The exponential convergence rate contrasts sharply with the polynomial convergence of finite-difference approximations (\(O(h^p)\) for order-\(p\) methods). For smooth functions, increasing the polynomial degree by 1 multiplies the error by \(1/\rho < 1\). In practice, just 20 to 30 Chebyshev terms often give errors near machine precision for analytic functions. This is called spectral accuracy.

WarningExercise

Refer to the result above and the result above.

  1. Use numpy.polynomial.chebyshev.chebfit(x, f, deg) to compute the degree-\(n\) Chebyshev approximation to \(f(x) = e^x\) on \([-1,1]\) for \(n = 2, 4, 8, 16\). Plot \(\|f - p_n\|_\infty\) vs. \(n\) on a log scale. Does the error decrease exponentially?

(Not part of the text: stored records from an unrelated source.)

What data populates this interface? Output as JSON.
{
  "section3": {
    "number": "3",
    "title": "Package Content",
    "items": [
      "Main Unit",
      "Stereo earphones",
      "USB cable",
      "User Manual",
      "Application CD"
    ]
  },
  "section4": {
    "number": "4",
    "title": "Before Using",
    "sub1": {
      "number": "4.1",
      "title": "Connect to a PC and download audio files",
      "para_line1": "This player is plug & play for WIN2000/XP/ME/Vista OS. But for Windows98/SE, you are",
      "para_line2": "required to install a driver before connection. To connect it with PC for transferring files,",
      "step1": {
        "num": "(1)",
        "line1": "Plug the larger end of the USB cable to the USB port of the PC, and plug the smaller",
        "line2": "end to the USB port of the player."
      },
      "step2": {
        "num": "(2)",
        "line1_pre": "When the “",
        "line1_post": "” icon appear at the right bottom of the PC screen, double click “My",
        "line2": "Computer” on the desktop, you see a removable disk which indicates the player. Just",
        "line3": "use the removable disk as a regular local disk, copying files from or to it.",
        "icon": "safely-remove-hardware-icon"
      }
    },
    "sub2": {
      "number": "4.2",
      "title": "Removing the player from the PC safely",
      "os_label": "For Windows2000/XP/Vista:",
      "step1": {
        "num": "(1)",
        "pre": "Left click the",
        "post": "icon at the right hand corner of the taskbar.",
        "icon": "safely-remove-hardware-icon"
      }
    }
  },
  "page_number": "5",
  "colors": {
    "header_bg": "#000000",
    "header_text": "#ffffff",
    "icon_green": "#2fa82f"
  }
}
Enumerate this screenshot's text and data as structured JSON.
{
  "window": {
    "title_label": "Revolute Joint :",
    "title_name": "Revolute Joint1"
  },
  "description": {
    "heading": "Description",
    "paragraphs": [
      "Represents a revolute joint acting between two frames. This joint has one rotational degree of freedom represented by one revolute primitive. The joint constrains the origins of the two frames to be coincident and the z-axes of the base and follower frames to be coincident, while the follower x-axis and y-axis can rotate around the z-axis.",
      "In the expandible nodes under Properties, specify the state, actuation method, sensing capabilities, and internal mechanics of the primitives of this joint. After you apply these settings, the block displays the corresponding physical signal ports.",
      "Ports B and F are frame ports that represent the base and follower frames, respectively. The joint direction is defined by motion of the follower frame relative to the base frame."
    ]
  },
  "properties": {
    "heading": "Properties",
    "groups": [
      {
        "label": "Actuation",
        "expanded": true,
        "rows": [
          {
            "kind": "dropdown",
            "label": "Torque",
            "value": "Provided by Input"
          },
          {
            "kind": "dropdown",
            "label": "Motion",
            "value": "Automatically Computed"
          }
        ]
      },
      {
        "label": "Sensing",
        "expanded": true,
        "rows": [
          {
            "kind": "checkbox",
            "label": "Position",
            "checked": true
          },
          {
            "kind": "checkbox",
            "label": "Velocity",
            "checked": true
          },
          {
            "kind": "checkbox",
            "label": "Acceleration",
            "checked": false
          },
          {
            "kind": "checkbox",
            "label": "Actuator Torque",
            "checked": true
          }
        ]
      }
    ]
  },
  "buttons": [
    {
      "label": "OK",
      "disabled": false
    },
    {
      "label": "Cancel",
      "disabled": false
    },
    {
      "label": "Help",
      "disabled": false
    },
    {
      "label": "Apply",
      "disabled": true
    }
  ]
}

  2. Repeat for \(f(x) = |x|\) (not analytic at \(x=0\)). Compare the convergence rate for \(e^x\) and \(|x|\). What does the result above predict for \(|x|\), given that it cannot be analytically continued past any ellipse?

  3. (Comparison of all three methods.) For \(f(x) = 1/(1+25x^2)\), compute the degree-\(n\) approximation error \(\|f - p_n\|_\infty\) for \(n = 5, 10, 15, 20\) using three methods:

  1. monomial basis with equispaced nodes (Vandermonde solve),
  2. monomial basis with Chebyshev nodes,
  3. Chebyshev basis with Chebyshev nodes (chebfit). Plot all three error curves on the same log-scale axes. Which methods converge? Which diverge? Explain each result using the theory above.
WarningExercise

(Chebyshev differentiation.) Because the Chebyshev basis diagonalizes the right operations, differentiation in the Chebyshev basis is a structured recurrence rather than a full matrix-vector product.

  1. Show that \(T_k'(x) = k U_{k-1}(x)\) where \(U_{k-1}(x) = \sin(k\arccos x)/\sin(\arccos x)\) are the Chebyshev polynomials of the second kind. (Hint: differentiate \(T_k(x) = \cos(k\arccos x)\) using the chain rule.)

  2. The derivative of \(f(x) = \sum_k c_k T_k(x)\) has Chebyshev coefficients \(c_k^{(1)}\) satisfying the recurrence \(c_{k-1}^{(1)} = c_{k+1}^{(1)} + 2k c_k\) (summing from \(k = n\) down to \(1\)). Use this to differentiate \(p(x) = T_3(x) + 2T_2(x)\) and verify against the exact derivative.

  3. Implement spectral differentiation via numpy.polynomial.chebyshev.chebder and compare the accuracy of differentiating \(f(x) = \sin(\pi x)\) using (a) second-order finite differences with \(n\) equispaced points and (b) the Chebyshev spectral derivative with \(n\) Chebyshev nodes. Plot the error vs. \(n\) for both. At \(n = 20\), which method is more accurate?